Thought: What was that? "Worldwide repository of all the music that anyone would want"? Same would apply to books. Of course, as a practical matters, different nations have different cultural values, which is why TeleRead is about well-stocked national digital libraries, plural. Still, the basic concept would apply. The more choice for readers, listeners, or viewers, the stronger the medium involved.

An aside: Yes, TeleRead would still allow readers in different countries to download books from publishers directly or through subscriptions to other national libraries. What's more, countries with compatible values could enter into library allliances.


The book biz without TeleRead

TeleRead has long argued that the quality of books would go up if readers and librarians counted more in the grand scheme of things and marketers counted at least a little less.

Now, from New York Magazine columnist Michael Wolff, comes a rather blunt portray of the business in its present incarnation. Industry insiders may dismiss it as a caricature, but there's more than a litte truth there.

"I mean, books suck," Wolff writes. "Most books are dopier than television or movies or even advertising (many books tend to be just collateral promotions or the lesser offspring of dopey television, movies, and advertising). Even if there are precious exceptions, the overwhelming number of big-money, industry-sustaining books are incontrovertibly dum-dum things. More cynical, more pandering than any other entertainment product. Calling them books may be a substantial part of the problem with the book business. It provides undeserved and unfair dignity (perhaps there should be a way to certify something as an actual book). Working at a magazine where every day random books come flying in by the bushel (along with the calls from sluggish book publicists), you get a sense of the magnitude of the wasteland. Books may be the true lowest-common-denominator medium."

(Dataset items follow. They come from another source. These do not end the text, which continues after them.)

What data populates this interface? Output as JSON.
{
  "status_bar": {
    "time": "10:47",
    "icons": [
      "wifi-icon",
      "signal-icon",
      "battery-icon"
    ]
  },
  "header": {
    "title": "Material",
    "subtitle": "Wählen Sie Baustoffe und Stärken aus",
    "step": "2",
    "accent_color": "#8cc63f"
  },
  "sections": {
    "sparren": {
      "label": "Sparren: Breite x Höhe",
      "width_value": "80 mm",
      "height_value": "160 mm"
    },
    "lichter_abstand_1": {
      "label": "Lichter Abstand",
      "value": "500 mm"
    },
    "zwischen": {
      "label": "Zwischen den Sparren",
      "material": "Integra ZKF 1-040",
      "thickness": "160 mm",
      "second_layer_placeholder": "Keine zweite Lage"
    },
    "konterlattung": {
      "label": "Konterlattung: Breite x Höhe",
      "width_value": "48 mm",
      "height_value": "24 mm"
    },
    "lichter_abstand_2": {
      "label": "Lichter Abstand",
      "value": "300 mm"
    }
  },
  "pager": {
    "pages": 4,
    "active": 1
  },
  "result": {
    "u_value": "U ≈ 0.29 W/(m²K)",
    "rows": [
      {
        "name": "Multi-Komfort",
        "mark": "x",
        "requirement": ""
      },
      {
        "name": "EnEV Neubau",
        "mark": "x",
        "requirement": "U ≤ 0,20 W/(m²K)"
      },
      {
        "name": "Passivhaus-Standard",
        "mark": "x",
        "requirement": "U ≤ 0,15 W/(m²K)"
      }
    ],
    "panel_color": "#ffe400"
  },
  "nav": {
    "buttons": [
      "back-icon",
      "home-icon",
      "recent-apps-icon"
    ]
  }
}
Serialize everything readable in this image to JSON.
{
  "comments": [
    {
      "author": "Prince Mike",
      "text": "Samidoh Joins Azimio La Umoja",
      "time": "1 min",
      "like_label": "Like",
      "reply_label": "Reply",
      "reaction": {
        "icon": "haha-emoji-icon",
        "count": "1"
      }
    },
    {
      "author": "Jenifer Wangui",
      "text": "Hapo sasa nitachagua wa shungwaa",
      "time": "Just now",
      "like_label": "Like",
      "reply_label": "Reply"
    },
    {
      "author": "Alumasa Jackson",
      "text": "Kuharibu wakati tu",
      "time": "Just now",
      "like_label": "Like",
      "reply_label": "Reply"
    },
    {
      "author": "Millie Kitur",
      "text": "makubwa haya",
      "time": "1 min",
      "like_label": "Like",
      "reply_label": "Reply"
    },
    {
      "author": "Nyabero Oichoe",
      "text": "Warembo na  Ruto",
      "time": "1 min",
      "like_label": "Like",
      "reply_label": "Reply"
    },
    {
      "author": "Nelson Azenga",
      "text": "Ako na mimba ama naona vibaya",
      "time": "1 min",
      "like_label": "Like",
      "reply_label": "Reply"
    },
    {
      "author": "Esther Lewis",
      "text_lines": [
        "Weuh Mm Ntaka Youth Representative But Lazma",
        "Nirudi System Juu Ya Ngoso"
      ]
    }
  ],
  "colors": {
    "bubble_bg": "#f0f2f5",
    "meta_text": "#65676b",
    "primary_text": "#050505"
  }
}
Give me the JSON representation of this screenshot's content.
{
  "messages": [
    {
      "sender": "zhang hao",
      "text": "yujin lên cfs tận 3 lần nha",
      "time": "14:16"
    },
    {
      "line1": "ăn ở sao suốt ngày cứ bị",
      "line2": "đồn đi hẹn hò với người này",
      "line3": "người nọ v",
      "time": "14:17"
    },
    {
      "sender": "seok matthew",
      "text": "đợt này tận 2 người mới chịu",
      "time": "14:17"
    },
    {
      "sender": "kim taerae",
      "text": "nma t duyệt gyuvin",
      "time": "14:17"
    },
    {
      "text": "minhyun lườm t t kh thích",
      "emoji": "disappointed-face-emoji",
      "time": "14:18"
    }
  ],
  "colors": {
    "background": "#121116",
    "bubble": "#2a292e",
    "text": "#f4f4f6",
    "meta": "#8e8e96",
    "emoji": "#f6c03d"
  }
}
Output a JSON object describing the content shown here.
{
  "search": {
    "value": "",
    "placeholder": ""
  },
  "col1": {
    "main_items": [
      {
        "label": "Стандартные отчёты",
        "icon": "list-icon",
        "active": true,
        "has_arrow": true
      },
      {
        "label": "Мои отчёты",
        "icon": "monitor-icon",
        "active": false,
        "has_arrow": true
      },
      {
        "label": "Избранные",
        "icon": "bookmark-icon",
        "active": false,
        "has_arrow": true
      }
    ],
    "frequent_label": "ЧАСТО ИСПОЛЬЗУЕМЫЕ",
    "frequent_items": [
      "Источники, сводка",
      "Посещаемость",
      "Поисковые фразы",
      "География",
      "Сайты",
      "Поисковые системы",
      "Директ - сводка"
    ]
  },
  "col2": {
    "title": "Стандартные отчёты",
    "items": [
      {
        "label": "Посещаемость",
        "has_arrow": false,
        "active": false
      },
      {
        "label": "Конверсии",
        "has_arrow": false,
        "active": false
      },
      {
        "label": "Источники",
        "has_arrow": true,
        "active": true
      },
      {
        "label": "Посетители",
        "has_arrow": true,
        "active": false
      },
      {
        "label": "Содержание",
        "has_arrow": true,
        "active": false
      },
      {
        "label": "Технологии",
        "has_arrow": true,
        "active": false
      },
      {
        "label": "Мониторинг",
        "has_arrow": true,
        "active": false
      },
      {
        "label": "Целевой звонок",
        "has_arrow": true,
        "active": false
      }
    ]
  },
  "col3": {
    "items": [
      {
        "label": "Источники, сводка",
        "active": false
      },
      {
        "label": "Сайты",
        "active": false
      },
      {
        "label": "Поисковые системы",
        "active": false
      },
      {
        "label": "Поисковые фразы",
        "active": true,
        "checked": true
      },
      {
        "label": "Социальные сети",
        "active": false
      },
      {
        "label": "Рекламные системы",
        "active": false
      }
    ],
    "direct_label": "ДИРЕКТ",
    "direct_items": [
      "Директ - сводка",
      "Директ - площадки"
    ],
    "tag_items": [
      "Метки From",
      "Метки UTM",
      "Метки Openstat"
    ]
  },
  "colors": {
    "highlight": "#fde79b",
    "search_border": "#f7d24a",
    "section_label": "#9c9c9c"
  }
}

That ties in well with the thoughts of many a New York agent. They'll no longer touch nonfiction book projects from nonVIP writers unless the proposals have some kind of promo built in—such as a corporate tie. Can't blame the agents. They're just realists with grocery bills to pay.

Meanwhile Gresham's Law may be manifesting itself, with the bad driving out the good, even at libraries. Over the weekend, at a used book sale at the Sherwood Library in Fairfax County, VA, I found a hardback copy of Invisible Writer: A Biography of Joyce Carol Oates, by Greg Johnson. Date of publication? As recent as 1998. Price $2. Reason for availability, noted with a rubber stamp? "Withdrawn because: Low Demand." Doesn't that say something? What's also interesting here is that the American Library Associated named Invisible Writer the "Best Academic Book of the Year." Yes, this is happening within a library system, not a book chain. And if anything, libraries are more patient with books than the commercial side. That's the book biz today.

TeleRead would not turn every child into a voracious reader, but at least, by putting thousands of modern copyrighted books online for free, along with the classics, it would make the reading of good books an easier habit to acquire. Just a reminder, of course: TeleRead calls for tight integration with local schools and libraries and efforts to encourage families to read together. Just getting the books online won't by itself do the trick.